Heinrich Julius Lebeck (1772 – 12 June 1800) was a Ceylon-born Dutch naturalist and specimen collector. He was educated in southern India, at a school run by missionary Christoph Samuel John, and later became a student of naturalist Carl Peter Thunberg. He described the Gangetic dolphin, and the plant genus Lebeckia and the fish Ichthyscopus lebeck were named after him.

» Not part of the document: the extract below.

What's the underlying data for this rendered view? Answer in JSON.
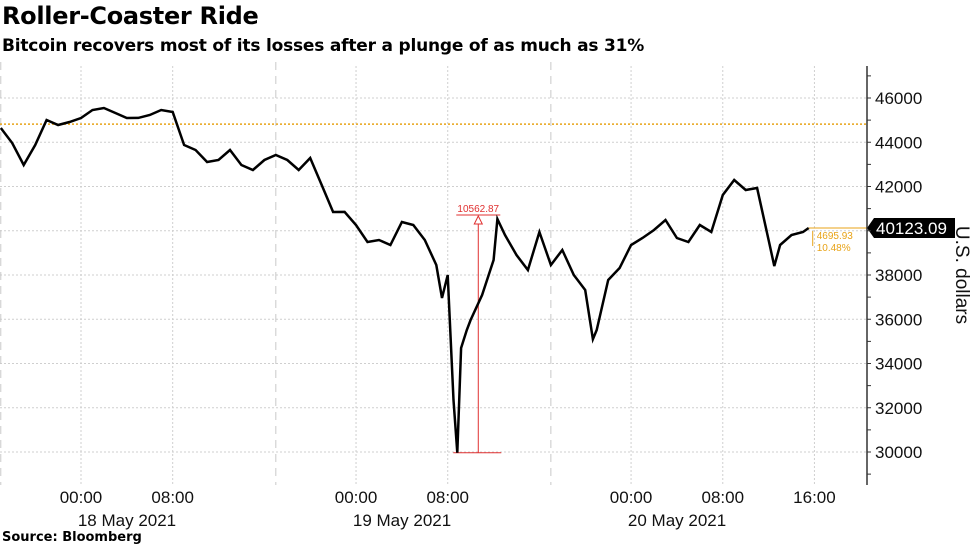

Lebeck was born in Dutch Ceylon to a Dutch government servant named Abraham Evert de Lebecq (1746–1777). He went to study at a school in Tranquebar, India, run by C. S. John. He probably knew Tamil which he called his "native language". After around 1793 he arrived in Europe. He was living in Sweden and was a regular visitor of Carl Thunberg and began to study botany. In 1795 he received a testamur from Uppsala University where he was registered under the name Henricus Julius Lebeck Ceylonensis. He left Gothenburg for Bombay as Dutch ships were unavailable due to war. He then travelled to Tranquebar where he met C.S. John, Johan Peter Rottler and Johann Gottfried Klein and received a diploma from Berlin's Naturforschende Freunde. He visited Sri Lanka and then went to Batavia in 1798 where he worked as a mint-master for the Dutch East India Company. He collected specimens of natural history. Thunberg named the plant genus Lebeckia after him. John wrote to Marcus Bloch to name a fish after him which was ultimately described by Johann Gottlob Theaenus Schneider following the death of Bloch as Uranoscopus lebeck (now known as Ichthyscopus lebeck). He died in Java in 1800.